Hawke is perfectly cast as Paul. He’s quiet, confident and deadly, but he’s also a reasonable man who has absolutely no intention of harming anyone – that is unless a person threatens him or someone he loves. Around other people, he’s a steely-eyed, unfriendly stranger, but when he’s all alone out in the desert, Paul reveals his incredibly sweet, charming connection with his dog. Abbie is a great guard dog and loving companion. Watching her do tricks, like wrapping herself in a blanket before bed, never gets old but some of the most impressive material featuring Abbie is her conversations with Paul. No, Abby doesn’t talk (it’s not that kind of movie) but Paul does speak at length to her, and Jumpy (the dog’s real name) is so well trained that she actually gives the impression that she’s listening and reacting.
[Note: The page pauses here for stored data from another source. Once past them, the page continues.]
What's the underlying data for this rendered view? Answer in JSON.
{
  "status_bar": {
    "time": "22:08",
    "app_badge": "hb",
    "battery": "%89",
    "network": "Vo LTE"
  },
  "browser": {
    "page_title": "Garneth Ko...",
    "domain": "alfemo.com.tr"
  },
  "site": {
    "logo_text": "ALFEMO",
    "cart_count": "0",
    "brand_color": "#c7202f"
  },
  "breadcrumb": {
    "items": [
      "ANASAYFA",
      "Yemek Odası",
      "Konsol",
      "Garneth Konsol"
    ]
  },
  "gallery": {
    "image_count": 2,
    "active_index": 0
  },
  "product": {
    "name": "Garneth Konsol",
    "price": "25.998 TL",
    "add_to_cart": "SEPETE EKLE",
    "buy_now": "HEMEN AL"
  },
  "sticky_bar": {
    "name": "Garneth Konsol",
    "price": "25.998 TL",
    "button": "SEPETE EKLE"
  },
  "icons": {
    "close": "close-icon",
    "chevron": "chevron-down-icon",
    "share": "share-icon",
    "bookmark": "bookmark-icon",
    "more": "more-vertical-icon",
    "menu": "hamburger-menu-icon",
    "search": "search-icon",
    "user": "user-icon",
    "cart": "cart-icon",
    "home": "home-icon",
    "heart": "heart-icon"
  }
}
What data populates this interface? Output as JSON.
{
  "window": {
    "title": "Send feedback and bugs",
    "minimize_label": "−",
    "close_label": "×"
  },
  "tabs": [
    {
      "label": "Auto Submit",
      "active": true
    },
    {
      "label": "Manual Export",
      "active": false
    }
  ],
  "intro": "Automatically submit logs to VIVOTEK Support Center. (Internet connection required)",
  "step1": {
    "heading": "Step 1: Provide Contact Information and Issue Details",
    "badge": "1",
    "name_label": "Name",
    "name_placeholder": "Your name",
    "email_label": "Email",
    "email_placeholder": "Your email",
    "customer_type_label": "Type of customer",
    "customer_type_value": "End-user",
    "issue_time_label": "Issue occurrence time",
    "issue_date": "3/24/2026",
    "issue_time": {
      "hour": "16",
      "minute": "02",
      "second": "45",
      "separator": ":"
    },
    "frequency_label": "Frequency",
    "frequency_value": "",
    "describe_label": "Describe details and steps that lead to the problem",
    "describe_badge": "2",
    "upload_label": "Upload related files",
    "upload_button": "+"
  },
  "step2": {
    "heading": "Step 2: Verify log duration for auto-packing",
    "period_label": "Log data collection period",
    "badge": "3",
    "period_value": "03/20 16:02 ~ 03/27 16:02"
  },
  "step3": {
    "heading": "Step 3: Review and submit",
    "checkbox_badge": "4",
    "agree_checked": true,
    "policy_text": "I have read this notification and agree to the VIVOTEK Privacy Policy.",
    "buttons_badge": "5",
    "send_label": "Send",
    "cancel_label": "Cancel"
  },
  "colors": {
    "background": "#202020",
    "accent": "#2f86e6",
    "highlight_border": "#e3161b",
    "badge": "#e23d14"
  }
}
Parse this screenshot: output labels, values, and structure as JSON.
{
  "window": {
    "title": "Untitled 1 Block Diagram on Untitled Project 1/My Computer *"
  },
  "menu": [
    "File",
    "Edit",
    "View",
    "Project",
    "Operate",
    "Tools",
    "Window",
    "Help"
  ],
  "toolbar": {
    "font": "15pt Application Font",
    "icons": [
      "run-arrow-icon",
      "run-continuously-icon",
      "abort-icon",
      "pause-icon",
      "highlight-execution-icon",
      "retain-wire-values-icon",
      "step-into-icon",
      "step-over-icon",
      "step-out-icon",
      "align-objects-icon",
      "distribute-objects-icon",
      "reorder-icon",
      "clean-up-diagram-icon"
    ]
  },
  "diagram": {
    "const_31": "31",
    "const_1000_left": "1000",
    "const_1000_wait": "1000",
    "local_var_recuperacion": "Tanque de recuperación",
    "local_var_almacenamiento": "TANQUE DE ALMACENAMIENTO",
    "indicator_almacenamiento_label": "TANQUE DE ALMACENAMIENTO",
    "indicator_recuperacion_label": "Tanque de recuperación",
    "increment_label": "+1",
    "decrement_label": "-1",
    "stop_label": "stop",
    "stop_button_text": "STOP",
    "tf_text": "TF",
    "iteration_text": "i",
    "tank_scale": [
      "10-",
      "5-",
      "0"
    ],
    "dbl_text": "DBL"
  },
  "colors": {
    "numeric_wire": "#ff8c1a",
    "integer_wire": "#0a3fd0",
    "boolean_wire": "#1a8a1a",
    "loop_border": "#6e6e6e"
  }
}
Animal lovers will undoubtedly get a kick out of the performance, but more importantly, her effect on Paul helps make him a more accessible main character.
The other side of the story puts the focus on Gilly and the residents of Denton, a very small crowd due to the fact that the local mine went dry. Gilly is an entitled jerk who goes above and beyond to lure Paul out of the bar and into the streets for that brawl, and Ransone revels in the opportunity to showcase his showmanship. This is also where the film’s unique tone and approach to the traditional Western comes into focus. One might expect one man to call out another and then immediately duel – Gilly certainly does – but when Paul attempts to ignore his antics, Gilly resorts to pathetic and hilarious measures to coax out his target.
Karen Gillan also earns quite a few laughs as Gilly’s loud, obnoxious and very superficial fiancée who enjoys heckling the newcomer on behalf of her man. Her sister Mary Anne (Taissa Farmiga) is a talker as well, but she’s certainly the more noble and sensible of the two. When the film first teases a budding romantic connection between Mary Anne and Paul, it’s a bit much because the two just met and there’s a significant age gap, but as the movie progresses you’ll be surprised to find yourself warming up to the idea due to Hawke and Farmiga’s chemistry and their characters’ dire circumstances.
We get even more spot-on casting with John Travolta as The Marshal who also happens to be Gilly’s father. Gilly is completely blinded by his massive ego, but his father is surprisingly understanding and level headed. He isn’t about to kill Paul for breaking his son’s nose, but he also knows it’s important to set an example and force Paul to leave town for what he’s done. Travolta sells The Marshall as an imposing and honorable man, and that combination winds up sparking some of the strongest comedic material in the tail end of the film. In a Valley of Violence will likely have you laughing out loud, but not because of goofy behavior or clever one-liners. The large majority of the humor is directly connected to the fact that it’s a film about men who think they’re your quintessential Western gunslingers, but then quickly come to learn that they’re in over their heads.
As is the case with West’s other films, In a Valley of Violence is wonderfully shot, dishing out one picturesque frame after another, all of which ooze with devotion to the genre. Cinematographer Eric Robbins also deserves a great deal of credit for capturing a succession of visuals that quickly establish the geography of the town, something that’s essential for the final shootout. The movie also features a fantastic score from Jeff Grace that seamlessly shifts from supporting the humor to building suspense.
In a Valley of Violence is a refreshing and highly entertaining blend of thrills, laughs and Western essentials that proves West has some serious range in a manner that’s somewhat reminiscent of when Adam Wingard and Simon Barrett veered away from straight horror and embraced extreme violence and thrills in 2014’s The Guest. In the Valley of Violence could and should be a game changer for West, hopefully paving the way to more opportunities that let him go big and create unique films.
In a Valley of Violence will be released October 21, 2016.